Figure `6.12` shows a potentiometer circular for comparison of two resistances. The balance point with a standard resistor `R = 10.0 Omeag ` is found to be `58.3 cm`, while that with the unknows resistance `X` is `68.5 cm`. Determine the value of `X`. What would you do if you fail to find a balance point with the given cell `E`?

Here, `l_(1) = 58.3 cm`, `l_(2) = 68.5 cm`, `R = 10 Omega`, `X = `? Let `I` be the current in the potentiometre wire and `E_(1)` and `E_(2)` be the potential drops across `R` and `X`, respectively. Then
`(E_(2))/(E_(1)) = (IX)/(IR) = (X)/(R)` or `X = (E_(2))/(E_(1)) R` (i)

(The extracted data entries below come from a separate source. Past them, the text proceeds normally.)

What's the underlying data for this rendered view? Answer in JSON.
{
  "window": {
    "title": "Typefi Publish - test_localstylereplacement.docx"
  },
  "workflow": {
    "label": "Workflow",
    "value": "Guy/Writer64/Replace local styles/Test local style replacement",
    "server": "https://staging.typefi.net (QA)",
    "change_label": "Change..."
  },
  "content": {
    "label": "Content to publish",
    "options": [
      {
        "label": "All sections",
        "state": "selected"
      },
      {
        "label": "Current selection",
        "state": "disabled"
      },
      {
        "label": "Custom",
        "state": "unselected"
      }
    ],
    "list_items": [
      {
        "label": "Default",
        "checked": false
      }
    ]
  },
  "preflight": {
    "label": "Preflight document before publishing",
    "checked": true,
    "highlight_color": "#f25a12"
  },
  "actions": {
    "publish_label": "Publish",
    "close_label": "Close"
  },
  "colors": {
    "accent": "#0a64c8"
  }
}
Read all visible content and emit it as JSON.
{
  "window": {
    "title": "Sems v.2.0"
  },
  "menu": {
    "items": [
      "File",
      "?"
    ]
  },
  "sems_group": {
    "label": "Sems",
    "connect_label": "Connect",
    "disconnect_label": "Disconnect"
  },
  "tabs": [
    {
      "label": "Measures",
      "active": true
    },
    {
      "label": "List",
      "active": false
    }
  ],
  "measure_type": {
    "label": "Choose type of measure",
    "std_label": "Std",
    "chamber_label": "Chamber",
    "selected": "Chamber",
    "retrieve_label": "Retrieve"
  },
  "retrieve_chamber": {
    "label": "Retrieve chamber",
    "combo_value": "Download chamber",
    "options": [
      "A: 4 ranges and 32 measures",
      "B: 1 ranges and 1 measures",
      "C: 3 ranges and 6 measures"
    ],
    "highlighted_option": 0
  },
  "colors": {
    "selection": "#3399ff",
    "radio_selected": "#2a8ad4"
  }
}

But `(E_(2))/(E_(1)) = (l_(2))/(l_(1))`
From Eq. (i),
`X = (l_(2))/(l_(1))R = (68.5)/(58.3) xx 10.0 = 11. 75 Omega`
If there is no balance point with the given cell of emf `E`, it means the potential drop across `R` or `X` is greater than the potential drop across the potentiometer wire `AB`. In order to obtain the balance point, the potential drops across `R and `X` are to be reduced, which is possible by reducing the current. For that, either a suitable resistance should be used. Another possible way is to increase the potential drop acros the potentiometer wire by increasing the voltage if driver cell.